- The Washington Times - Thursday, February 17, 2005

VIERA, Fla. — The red jerseys and blue caps had an interlocking “DC” logo on them. The players wearing them were real, live major leaguers. And the setting was pure spring training: lush, green fields beneath a gorgeous blue Florida sky.

It took place 900 miles away, but baseball might as well have been back in Washington officially yesterday.

For the first time in 34 years, a Major League Baseball team representing the District was in uniform and on the field. Pitchers and catchers from the Washington Nationals spent three hours playing catch, taking batting practice and working on the dozens of fundamental drills that have been spring training staples for decades.

About 100 fans, most of them Viera locals, watched the historic practice at Carl Barger Complex, adjacent to the Nationals’ spring home at Space Coast Stadium.

“I’ve got the uniform on, I’ve got the shoes on, I get to walk on the grass onto the field,” manager Frank Robinson said. “This is it.”

Indeed, while the first day of spring workouts is typically nothing more than a formality for ballclubs, this was something special. Washington has not had a team of its own since the Senators left for Texas after the 1971 season, so there was a palpable air of excitement around yesterday’s proceedings.

“You’ve got the first-day excitement, the exuberance of everyone back together running around doing what we do. … It’s just really fun to be back out here,” said left-handed reliever Joey Eischen, who spent the past four seasons pitching in front of sparse crowds in Montreal for the Expos. “Everyone is real excited about the prospects of playing [in Washington] in front of a packed house of people who want to see you play.”

The excitement of something fresh and new aside, yesterday’s workout was filled with some pretty mundane activities. Players divided into groups and rotated among four different practice fields, each emphasizing a different fundamental.

On one field, pitchers ran the time-honored drill of covering first base on a ground ball to the right side. On another, the handful of position players who have reported early took batting practice. In an oversized bullpen, six different pitchers threw off a mound simultaneously, the sound of baseballs pounding into six catchers’ mitts audible throughout the complex.

And in a tiny, half-size field tucked away in a corner, coaches went over the proper technique for leading off first base.

Mundane? Yes. Important skills to master? Without a doubt.

“It’s the little things that win you games,” right hander Zach Day said, “so that’s what we’re doing, over and over and over again.”

Robinson preached those fundamentals during a morning meeting with his players. The former Cincinnati Reds and Baltimore Orioles outfielder and member of the Baseball Hall of Fame understands that his club ” with a limited $50 million budget ” has to do all those little things right if it wants to survive in the highly competitive National League East.
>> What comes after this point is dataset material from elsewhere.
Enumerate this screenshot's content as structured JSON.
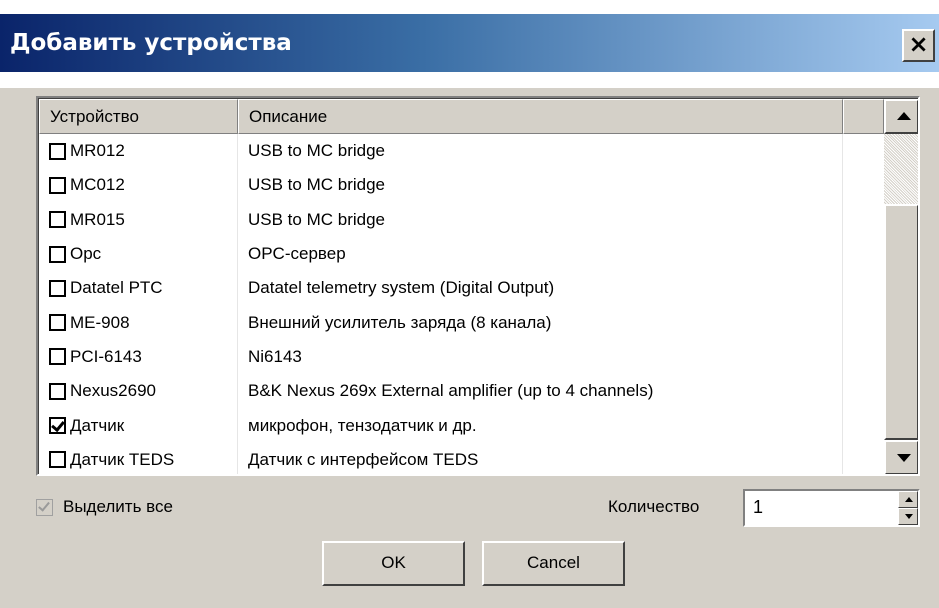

“If we can play good, solid, fundamental baseball, I think we’ll have a chance to contend this year,” said Robinson, whose Expos team went a disappointing 67-95 last season. “I’m not saying we are a contender. I’m saying compete on a daily basis with any team in this league.”

The fans who came out to watch yesterday’s workout were a mixed bunch. Most simply wanted a chance to watch major leaguers up close and personal and collect autographs. A handful wore red Nationals caps, but you were hard-pressed to find any actual Washingtonians who made the trip.

There were, however, some Canadian fans in attendance, including a few wearing their old Expos gear and not wanting to let go of their relocated team.

Peter and Fran Wolters, a couple from New Brunswick, just happened to be on vacation in the area and read in the local paper that the workouts were open to the public. Although they called themselves longtime Expos fans, they didn’t seem too upset about the loss of their club.

Asked whether life will be that different without baseball in Montreal, Mr. Wolters said: “Well, your Saturday nights are pretty much open now.”

Fans will have plenty of opportunities to get to know the new-look Nationals this spring. Pitchers and catchers will continue to work out daily until Tuesday, when the rest of the squad officially joins them. The first of Washington’s 33 exhibition games in Florida takes place March 2 against the New York Mets at Space Coast Stadium. The club also plays the Mets at RFK Stadium on April 3 in a final tuneup before the next day’s season opener in Philadelphia.

That’s more than six weeks’ worth of fielding drills, batting practice and exhibition games still to come. At the end of all that, Robinson just hopes that his players are all still in one piece and ready to begin the 162-game marathon of a major league season.

“No serious injuries, come out of here with a healthy 25 players, with a decent spring record,” the manager said. “That’s it ” that would be a good spring.”